Statistical inference is the process of drawing conclusions or generalizations from the data of interest. Contrary to descriptive statistics, the practice of statistical inference aims to extrapolate from the observed data patterns and explain how the population at large is affected. Generally, a sample of the total population is analyzed and through statistical inference, the larger picture is realized.
Statistical inference allows the theoretical world and the real world to become connected. The theoretical world consists of the statistical and scientific models being used; the different distributions the samples are taken from; the measures being estimated; and the conclusions being conceived from a statistical view point. On the other hand, the real world parallels the populations being evaluated, from which the samples originate. Statistical inference is the medium through which these two worlds can unite so that observable phenomena can be explained.

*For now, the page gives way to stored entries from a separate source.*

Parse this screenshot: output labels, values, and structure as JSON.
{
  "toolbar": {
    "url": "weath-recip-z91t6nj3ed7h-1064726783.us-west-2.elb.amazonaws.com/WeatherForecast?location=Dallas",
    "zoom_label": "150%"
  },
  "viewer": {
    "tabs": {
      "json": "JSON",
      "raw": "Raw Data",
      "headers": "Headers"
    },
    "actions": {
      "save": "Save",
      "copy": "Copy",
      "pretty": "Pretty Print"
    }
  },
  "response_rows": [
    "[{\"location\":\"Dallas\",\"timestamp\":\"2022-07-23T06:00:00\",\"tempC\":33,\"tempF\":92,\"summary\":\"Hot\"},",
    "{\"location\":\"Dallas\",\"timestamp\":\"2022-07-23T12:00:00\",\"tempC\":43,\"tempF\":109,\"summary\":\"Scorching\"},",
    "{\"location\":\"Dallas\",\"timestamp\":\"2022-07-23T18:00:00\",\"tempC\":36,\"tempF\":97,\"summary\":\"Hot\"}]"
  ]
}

Often, statistical inference involves the approximation of parameters because the absolute value is unknown. Especially if the distribution being used is in question, an estimation of the unknown distribution is required. In addition to estimating unknown parameters, statistical inference also tries to set confidence or creditable intervals, assume the model type being used, conclude on the hypotheses and classify data points.
Statistical inferences can be extended beyond the information presented in the data set under investigation. However, it is important that researchers are cautious when constructing these types of generalizations, ensuring that they can be justified and thus, not result in false conclusions. This would be problematic considering that the overall objective of statistical inference is to formulate conclusions and understand the true behaviour of different populations.